Stuck while reading TCP socket

Hello everyone, I’m very unfamiliar with Go as well as lower level details of sockets. I hope you all can help me out.

I have this client-server application that I’m running on a cluster of computers. The server is running on any one system and it will connect to several processes and maintain this open connection throughout the lifetime of the application. Whenever a client connects to the server, the server reads one line from this connection. This process works smoothly until I have 130 client processes. With 131 client processes, it fails most of the time. The server gets stuck trying to read that single line. Relevant code is shown below.

server

func main() {
// Some code
	port := 8080
	host := "0.0.0.0"

	ln, err := net.Listen("tcp", fmt.Sprintf("%s:%d", host, port))
	utils.CheckError(err)
	log.Printf("Server running on port %d\n", port)
	for {
		conn, err := ln.Accept()
		utils.CheckError(err)
		handleConnection(conn)
	}
// Some other code
}

func handleConnection(c net.Conn) {
	status, err := bufio.NewReader(c).ReadString('\n') // This is where the server gets stuck!!!
	utils.CheckError(err)
// Some other code
}

client

func main() {
// Some code
	conn, err := net.Dial("tcp", os.Args[1])
	utils.CheckError(err)
	filename := os.Args[2]
// Some code
	f, err := os.Open(pdFilename)
	utils.CheckError(err)
	line, err := bufio.NewReader(f).ReadString('\n')
	utils.CheckError(err)
	fmt.Fprintf(conn, "%s", line)
// Some other code
}

As you can see in the following example, you should use a goroutine to handle the results in a concurent environment on server side.

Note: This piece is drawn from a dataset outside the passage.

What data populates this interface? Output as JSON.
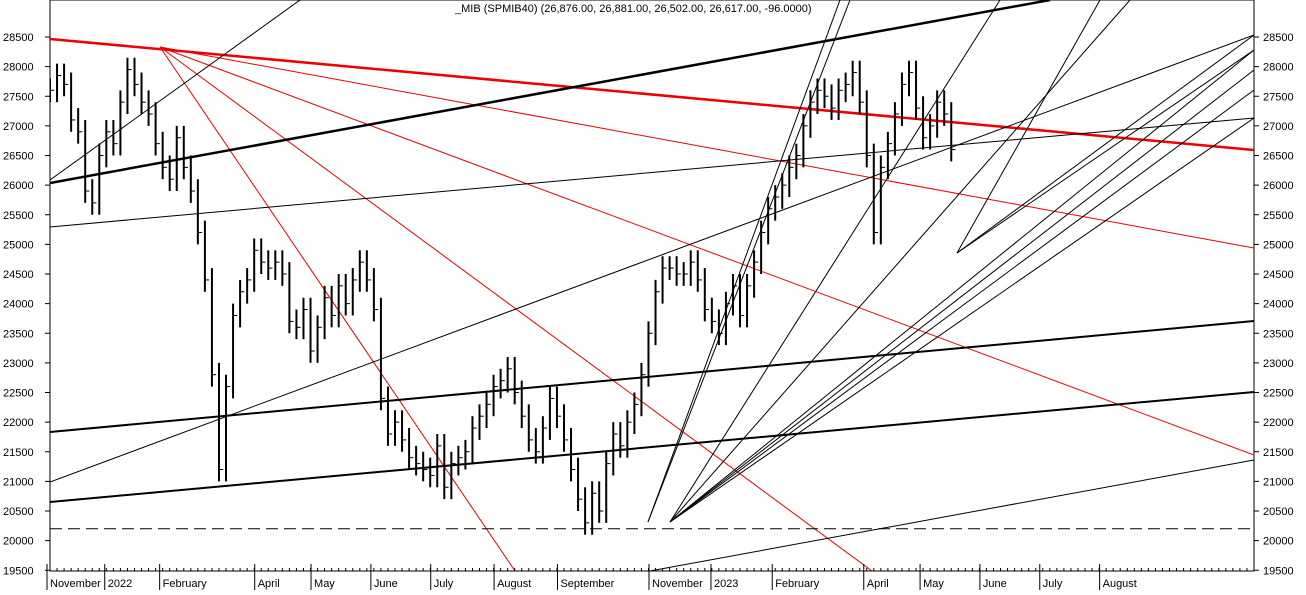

https://golang.org/src/net/example_test.go

The example is handling individual requests in goroutines only to serve the requests faster. I don’t think handling things serially should lead to the kind of behaviour that I’m getting.

Well, in servers programming there isn’t anything serial (even if it looks like) but concurrent because is no guarantee that requests will happen serially. So you must consider this in all your future developments.

1 Like

Well, thanks for the pro tip. I do launch a goroutine later down the handleConnection function. I was hoping to get an idea about what might be wrong in this code. I don’t think Handling requests serially is making this code behave weirdly when processes are > 130. When I say serially, I don’t mean in any particular order. I know requests can arrive in any order. But I’m processing them one after another.

Hi, Samvid, Maybe try adding something like this:

import "runtime/debug"
/* ... */
func main() {
    /* ... */
    go func() {
        time.Sleep(5 * time.Second)
        debug.PrintStack()
    }()
    /* ... */
}

I think that should print out the goroutine stack traces so you can see what they’re doing.

@samvidmistry don’t forget to close connections conn.close().
Also make sure that the client is actually sending data - do you monitor all the errors (if any) at client and server?

I can’t figured out why that happen around 130 requests but this is not the point. Basically concurrent mean running in the same time. So, if two or more requests touch ln.Accept() almost in the same time in the next moment you must jump into a new goroutine for every request to handle the result. Without those goroutines you will have the same code invoked by many requests in the same time with unpredictable results.

This is not true. A non-concurrent TCP server is not a bad thing and should be working. This has disadvantages, yes, but it does not produce “unpredictable results”.
If there are too many clients waiting for the .Accept() because the server can not keep up with the load then they might get cancelled.

Check again all the errors that are returned and make the utils.CheckError(err) fail the process if there is an error. And don’t forget to close all the connections.

2 Likes

Thank you for your help. The bug was in the client. It was getting stuck in some other code and could not send data to the server, hence the server also got stuck. The bug was so severe that I don’t even know how the program was working even for 2 processes, let alone 130. Just to reiterate, a serially accepting server should not be problemetic in itself. Also, how do I close this issue?

This topic was automatically closed 90 days after the last reply. New replies are no longer allowed.